Man, that is sobering.  I had reached out to every person that went through to get a sense of their business and what problems they were hoping we could solve.  But, to be honest, there was a lot of work staring us in the face just from looking at that [looooong] graph.  Here are my thoughts on each step, and how we reacted:

  1. We bounced almost half of the visitors that landed on the first page of our app.  We initially assumed people would see our brochure site first, so the getting started call to action was prominently featured over the value prop and greater app context.  Action: We added more context and treated this page like a potential first landing point for new customers.
  2. We lost 25% on revenue streams.  Most people started with one revenue stream their first time through, but didn’t understand they could just hit next to default to that.  Action: We pre-populated that default and made the skip process easier to understand.
  3. Another 11%; turns out people don’t know the difference between customer segments  and revenue streams.  Action: We removed this from the default flow, but power users could still get to it.
  4. 6% bailed on channels; they knew what this was but got stuck, again on default/skip ambiguity.  Action: Make one channel the default for new customers.
  5. Everyone got through the next two steps.  Great!  Action: Ignored any nagging problems with these pages (for the time being).
  6. Nearly two-thirds of visitors churned at Topline growth.  Woof.  Action:  Spent tons of time talking to and watching people interact with this page.  Ripped out this page’s innards and made it a lot faster.  Ultimately, this page (in this carnation) didn’t survive.
  7. Another 17% couldn’t wait to get to the finish and stopped at conversion rate.  Action: Simplified this to a default, and applied it across all months.  Power users could tweak later if they were so inclined.
  8. Bonus Action: Introduced an “Easy Mode” that offered default templates for different businesses, and short-circuited the whole process.
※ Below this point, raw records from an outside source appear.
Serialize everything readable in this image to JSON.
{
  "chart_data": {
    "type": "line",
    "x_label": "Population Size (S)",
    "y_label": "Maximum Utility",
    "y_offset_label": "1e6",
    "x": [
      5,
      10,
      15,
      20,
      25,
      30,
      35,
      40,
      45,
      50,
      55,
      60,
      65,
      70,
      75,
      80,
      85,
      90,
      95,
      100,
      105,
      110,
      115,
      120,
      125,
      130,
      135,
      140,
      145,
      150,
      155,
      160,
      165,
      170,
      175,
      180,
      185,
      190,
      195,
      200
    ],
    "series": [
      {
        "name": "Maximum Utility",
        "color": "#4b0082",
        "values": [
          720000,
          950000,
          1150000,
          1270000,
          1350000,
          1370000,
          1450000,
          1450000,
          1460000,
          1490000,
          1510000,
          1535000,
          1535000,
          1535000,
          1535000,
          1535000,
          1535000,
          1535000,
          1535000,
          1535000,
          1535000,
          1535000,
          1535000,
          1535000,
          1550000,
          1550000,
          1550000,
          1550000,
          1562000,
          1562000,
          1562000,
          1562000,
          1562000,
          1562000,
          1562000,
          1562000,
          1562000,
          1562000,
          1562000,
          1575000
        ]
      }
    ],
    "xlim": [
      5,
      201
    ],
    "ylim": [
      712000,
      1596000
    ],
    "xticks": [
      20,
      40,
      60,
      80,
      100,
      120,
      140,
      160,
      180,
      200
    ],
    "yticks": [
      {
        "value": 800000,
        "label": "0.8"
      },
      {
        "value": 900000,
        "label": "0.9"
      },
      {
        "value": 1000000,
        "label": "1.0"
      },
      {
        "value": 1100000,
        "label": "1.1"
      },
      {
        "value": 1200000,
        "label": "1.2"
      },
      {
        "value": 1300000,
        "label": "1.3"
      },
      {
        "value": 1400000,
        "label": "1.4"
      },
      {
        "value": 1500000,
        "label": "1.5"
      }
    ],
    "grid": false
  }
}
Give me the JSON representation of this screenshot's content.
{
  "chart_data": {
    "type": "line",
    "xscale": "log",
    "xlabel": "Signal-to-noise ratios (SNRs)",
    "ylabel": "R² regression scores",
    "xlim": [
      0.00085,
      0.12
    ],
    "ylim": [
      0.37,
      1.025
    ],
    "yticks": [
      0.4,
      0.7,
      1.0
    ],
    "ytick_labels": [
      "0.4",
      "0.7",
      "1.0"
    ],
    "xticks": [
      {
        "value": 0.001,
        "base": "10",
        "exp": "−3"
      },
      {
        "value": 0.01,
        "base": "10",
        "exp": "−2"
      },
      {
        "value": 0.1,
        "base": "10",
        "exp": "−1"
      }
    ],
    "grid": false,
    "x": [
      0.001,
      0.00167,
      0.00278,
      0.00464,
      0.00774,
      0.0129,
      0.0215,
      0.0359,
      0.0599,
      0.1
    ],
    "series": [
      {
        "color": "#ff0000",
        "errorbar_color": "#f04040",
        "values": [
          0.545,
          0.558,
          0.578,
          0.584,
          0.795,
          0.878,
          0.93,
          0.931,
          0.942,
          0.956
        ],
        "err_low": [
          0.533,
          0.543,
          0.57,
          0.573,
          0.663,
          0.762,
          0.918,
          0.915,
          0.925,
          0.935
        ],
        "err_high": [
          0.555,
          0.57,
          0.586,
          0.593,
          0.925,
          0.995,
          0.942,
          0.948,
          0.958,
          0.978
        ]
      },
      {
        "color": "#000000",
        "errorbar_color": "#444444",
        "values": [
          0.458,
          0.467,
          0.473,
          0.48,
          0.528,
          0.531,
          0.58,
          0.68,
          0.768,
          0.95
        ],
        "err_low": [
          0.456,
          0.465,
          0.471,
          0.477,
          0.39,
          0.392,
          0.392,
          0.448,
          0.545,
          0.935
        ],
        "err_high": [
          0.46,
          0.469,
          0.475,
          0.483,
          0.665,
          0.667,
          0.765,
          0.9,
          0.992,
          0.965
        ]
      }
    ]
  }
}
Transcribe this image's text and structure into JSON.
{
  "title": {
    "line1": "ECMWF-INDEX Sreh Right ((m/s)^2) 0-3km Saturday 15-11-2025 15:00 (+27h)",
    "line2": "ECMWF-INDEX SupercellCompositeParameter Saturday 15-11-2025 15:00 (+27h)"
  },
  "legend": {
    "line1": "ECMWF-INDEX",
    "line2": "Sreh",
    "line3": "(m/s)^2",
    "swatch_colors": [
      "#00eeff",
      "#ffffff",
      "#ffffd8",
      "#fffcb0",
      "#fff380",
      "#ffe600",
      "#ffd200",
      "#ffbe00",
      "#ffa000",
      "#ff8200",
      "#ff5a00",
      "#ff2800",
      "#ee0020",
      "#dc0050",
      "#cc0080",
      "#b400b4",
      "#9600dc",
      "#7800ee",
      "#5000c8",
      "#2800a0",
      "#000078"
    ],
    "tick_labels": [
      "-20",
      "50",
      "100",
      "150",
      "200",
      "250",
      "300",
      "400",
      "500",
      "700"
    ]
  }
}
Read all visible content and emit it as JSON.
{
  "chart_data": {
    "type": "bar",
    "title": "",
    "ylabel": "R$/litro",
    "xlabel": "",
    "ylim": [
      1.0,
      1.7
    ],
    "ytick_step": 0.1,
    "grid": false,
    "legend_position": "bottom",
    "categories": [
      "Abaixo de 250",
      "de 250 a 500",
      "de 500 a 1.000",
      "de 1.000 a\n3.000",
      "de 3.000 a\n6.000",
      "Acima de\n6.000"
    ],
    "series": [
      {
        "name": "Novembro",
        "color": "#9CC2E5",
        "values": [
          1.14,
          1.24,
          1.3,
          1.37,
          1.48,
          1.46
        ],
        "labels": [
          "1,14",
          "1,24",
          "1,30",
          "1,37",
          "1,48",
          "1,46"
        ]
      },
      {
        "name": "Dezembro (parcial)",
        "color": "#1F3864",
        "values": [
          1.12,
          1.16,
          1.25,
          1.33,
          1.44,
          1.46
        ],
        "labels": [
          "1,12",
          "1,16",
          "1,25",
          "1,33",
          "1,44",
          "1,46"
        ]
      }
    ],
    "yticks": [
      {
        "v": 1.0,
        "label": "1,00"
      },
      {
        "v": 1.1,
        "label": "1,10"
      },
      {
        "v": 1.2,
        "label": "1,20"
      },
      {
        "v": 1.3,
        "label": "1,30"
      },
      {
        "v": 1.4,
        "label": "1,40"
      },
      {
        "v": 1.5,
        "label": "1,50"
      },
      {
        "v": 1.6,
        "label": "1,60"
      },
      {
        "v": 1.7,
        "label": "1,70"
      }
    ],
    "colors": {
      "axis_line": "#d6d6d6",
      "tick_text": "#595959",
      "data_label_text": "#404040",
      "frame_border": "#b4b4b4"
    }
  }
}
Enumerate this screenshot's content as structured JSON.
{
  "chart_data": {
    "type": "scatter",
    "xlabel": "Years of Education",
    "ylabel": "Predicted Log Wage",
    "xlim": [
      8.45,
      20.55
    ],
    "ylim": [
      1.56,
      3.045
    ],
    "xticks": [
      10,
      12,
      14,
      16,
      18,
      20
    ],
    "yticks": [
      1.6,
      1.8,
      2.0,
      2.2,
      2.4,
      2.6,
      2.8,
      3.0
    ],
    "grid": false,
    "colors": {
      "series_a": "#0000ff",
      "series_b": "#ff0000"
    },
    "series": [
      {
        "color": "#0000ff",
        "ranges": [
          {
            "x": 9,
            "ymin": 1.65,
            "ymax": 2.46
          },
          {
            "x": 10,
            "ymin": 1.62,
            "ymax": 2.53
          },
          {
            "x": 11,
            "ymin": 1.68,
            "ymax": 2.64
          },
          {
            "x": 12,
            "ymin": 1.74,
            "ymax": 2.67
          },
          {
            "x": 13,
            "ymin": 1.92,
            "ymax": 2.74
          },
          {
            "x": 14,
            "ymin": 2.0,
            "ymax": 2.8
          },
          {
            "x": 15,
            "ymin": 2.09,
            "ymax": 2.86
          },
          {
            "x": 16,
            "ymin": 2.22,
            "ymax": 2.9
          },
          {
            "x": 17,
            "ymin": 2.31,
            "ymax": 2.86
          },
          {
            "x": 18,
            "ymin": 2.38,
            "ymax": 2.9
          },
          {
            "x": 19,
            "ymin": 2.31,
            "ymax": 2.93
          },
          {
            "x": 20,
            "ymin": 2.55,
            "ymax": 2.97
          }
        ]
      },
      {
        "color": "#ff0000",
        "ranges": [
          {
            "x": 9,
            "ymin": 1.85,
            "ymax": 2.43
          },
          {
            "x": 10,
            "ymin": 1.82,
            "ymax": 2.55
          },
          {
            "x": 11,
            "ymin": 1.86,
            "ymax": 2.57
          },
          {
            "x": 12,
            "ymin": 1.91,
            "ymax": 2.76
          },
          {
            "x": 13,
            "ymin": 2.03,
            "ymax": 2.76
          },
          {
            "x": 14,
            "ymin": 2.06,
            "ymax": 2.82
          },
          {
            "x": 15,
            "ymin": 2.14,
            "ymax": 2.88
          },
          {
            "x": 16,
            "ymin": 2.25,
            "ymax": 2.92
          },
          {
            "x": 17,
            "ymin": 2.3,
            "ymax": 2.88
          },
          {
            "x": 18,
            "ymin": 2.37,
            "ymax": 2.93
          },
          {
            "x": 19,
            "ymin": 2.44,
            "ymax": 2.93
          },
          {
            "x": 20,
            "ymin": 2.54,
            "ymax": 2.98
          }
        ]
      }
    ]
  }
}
Those are just the micro/optimization-focused thoughts and actions.  After implementing some tactical fixes, we saw the funnel conversion go from 13% to something in the 65% range (5X).  I’ll leave how we improved that funnel on a macro scale and took the product to a much better place for a different post.  For now, I’ll leave you with something I try to remember when thinking about making a product better:

“Product development is about figuring out the single most important problem that exists right now and doing that and only that” (Jason Freedman).

By forcing yourself to identify the funnels that are most important to your product, you’ll force yourself to explain why people are falling out.  You’ll also give yourself a quantitative feedback loop to confirm that new features actually keep people in.